Friday, July 06, 2012

Raw Felted Fleeces

River Oaks Mystery's lamb fleece is long and silky and VERY soft.  44" x 40"
The heat wave finally let up and I was able to get outside and do a raw felted fleece last night.  This fleece is from River Oaks Mystery, she's out of River Oaks Camille and Sommarang Hansel. I wasn't sure if she was Ag Gulmoget or not.  I sold her to an old friend last summer with the agreement that I would get her fleece. Well, here it is and she definitely wasn't Ag. I would love to have her back in my flock!

This is River Oaks Mia's lamb fleece felted into a lap blanket. It is very soft and shorter than Mystery's. 38" x 36"
Mia before shearing.  Next year COATS are a must!

My Shetland Mule wether Socks before shearing.
Socks' fleece felted into a couch throw. He's got a lot of fleece, this one measures 60" x 29"
 I know many people make these for use as rugs and they felt them down very hard so only a few locks remain. But I keep mine soft to be used as couch throws/lap blankets. I spend all year drooling over the beautiful fleeces in my flock and this way I can enjoy them in the house too.
I've got three more HUGE Border Leicester/Cormo cross fleeces to make into blankets and one coarser fleece to make into a rug. Now is the time to get them done. They are too messy to do indoors.


  1. Becky, these are lovely. I've been meaning to email you re: these. Would you please give a direction sheet on how to do it? I have several fleeces that half felted on the hoof (not coated, too much humidity and heat this spring before shearing) and I would like to "finish" the job and make rugs/throws like these. Thanks!

  2. Hi Theresa,
    Here's a link to the post where I show how I do it:
    I'm not saying that is the right way to do it, I worked out my own method after gleaning tips from other blogs like Heather's Wool-love Functional fiber art blog. And Elis Vermeulen has a nice pictorial post on her blog about how she makes hers.
    I do it all by hand now because I don't want to get my rolling machine all dirty.
    If your fleeces are already felted you're halfway there. :)

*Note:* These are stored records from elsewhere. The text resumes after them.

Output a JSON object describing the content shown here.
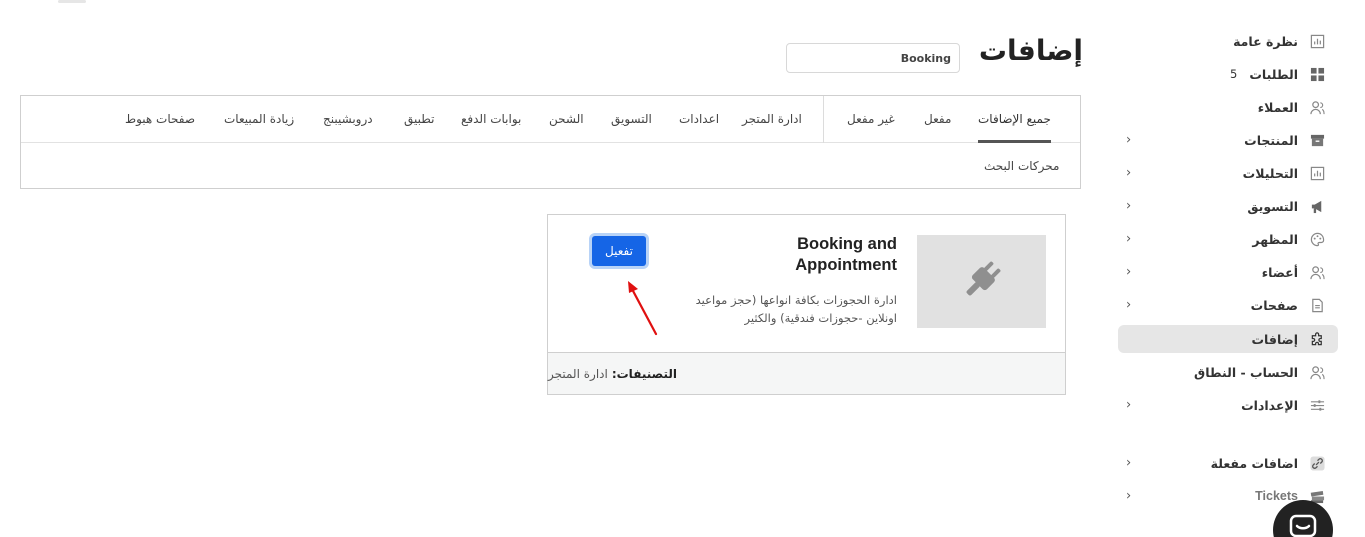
{
  "header": {
    "title": "إضافات",
    "search_value": "Booking"
  },
  "tabs": {
    "items": [
      "جميع الإضافات",
      "مفعل",
      "غير مفعل",
      "ادارة المتجر",
      "اعدادات",
      "التسويق",
      "الشحن",
      "بوابات الدفع",
      "تطبيق",
      "دروبشيبنج",
      "زيادة المبيعات",
      "صفحات هبوط"
    ],
    "row2": [
      "محركات البحث"
    ],
    "active_index": 0
  },
  "card": {
    "title": "Booking and Appointment",
    "description": "ادارة الحجوزات بكافة انواعها (حجز مواعيد اونلاين -حجوزات فندقية) والكثير",
    "activate_label": "تفعيل",
    "category_key": "التصنيفات:",
    "category_value": "ادارة المتجر",
    "thumb_icon": "plug-icon"
  },
  "sidebar": {
    "items": [
      {
        "label": "نظرة عامة",
        "icon": "chart-icon"
      },
      {
        "label": "الطلبات",
        "icon": "grid-icon",
        "badge": "5"
      },
      {
        "label": "العملاء",
        "icon": "users-icon"
      },
      {
        "label": "المنتجات",
        "icon": "box-icon",
        "chevron": true
      },
      {
        "label": "التحليلات",
        "icon": "chart-icon",
        "chevron": true
      },
      {
        "label": "التسويق",
        "icon": "megaphone-icon",
        "chevron": true
      },
      {
        "label": "المظهر",
        "icon": "palette-icon",
        "chevron": true
      },
      {
        "label": "أعضاء",
        "icon": "users-icon",
        "chevron": true
      },
      {
        "label": "صفحات",
        "icon": "page-icon",
        "chevron": true
      },
      {
        "label": "إضافات",
        "icon": "puzzle-icon",
        "active": true
      },
      {
        "label": "الحساب - النطاق",
        "icon": "users-icon"
      },
      {
        "label": "الإعدادات",
        "icon": "sliders-icon",
        "chevron": true
      },
      {
        "label": "اضافات مفعلة",
        "icon": "link-icon",
        "chevron": true
      },
      {
        "label": "Tickets",
        "icon": "tickets-icon",
        "chevron": true
      }
    ]
  },
  "colors": {
    "accent": "#1565e6",
    "arrow": "#e01010",
    "active_bg": "#e6e6e6"
  }
}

  3. Thanks Becky. Found Elis's post. I'll use my sander :-).

  4. Becky--Your latest raw fleece pieces are just AMAZING!! I love the way you make these soft blankets out of your lovely fleeces...and what a wonderful way to keep your animals with you always! XXO--

  5. I always love seeing your rugs. They are so beautiful and I agree--a wonderful reminder of a favorite sheep.


  6. Love your fleece. After I learnt how to make a rug with raw fleece, I immediately love the raw fleece. Your sheep are gorgeous.

  7. Those are stunning! Is this something a total novice could try?

  8. I always feel badly when I sell a lamb and then see her a year later. The "I should have kept her" feelings are funny aren't they?

  9. Thanks for all the comments everyone. Making these felted fleeces is a very efficient use of time and energy. But it takes a lot of energy. LOL
    Just took another looka at Elis' photos, they look so clean and tidy. The water that seeps from my raw fleeces is more the color of coffee, those of you who have washed fleeces know what I mean. With this process you're washing and felting the fleece at the same time.

    Coco -- I wouldn't suggest this for a total novice. It's a bulky project and wet wool gets pretty heavy. I'm going to try making some raw fleece pillows out of the 13 pound Border Leicester/Cormo fleece I've got. A smaller project like a pillow or purse is definitely more manageable. Good luck!

  10. Love your new header photo, and the rugs, too!

  11. Thanks Michelle, the snow scene looks refreshing in the midst of the heat and humidity we're having now.

  12. Please could you post up the directions for felting a half way felted fleece? the link no longer exists.
    Thank you.

  13. Hello Sprout, I don't advocate using partially felted fleeces for this project unless you're making a rug or a pet rug. I choose the cleanest fleeces with very little VM. But if you're thinking of fleeces that are in the rise, the post about that is still there, here's the link again, you will also find it on the right side of this blog under "Popular Posts" if you scroll down far enough.
    That post was one of my first attempts at doing the process. I have refined the process considerably since then and now I teach classes on the method that I developed through trial and error. I know there are ways of doing these fleeces using a washer but I'm not real familiar with them. Good luck!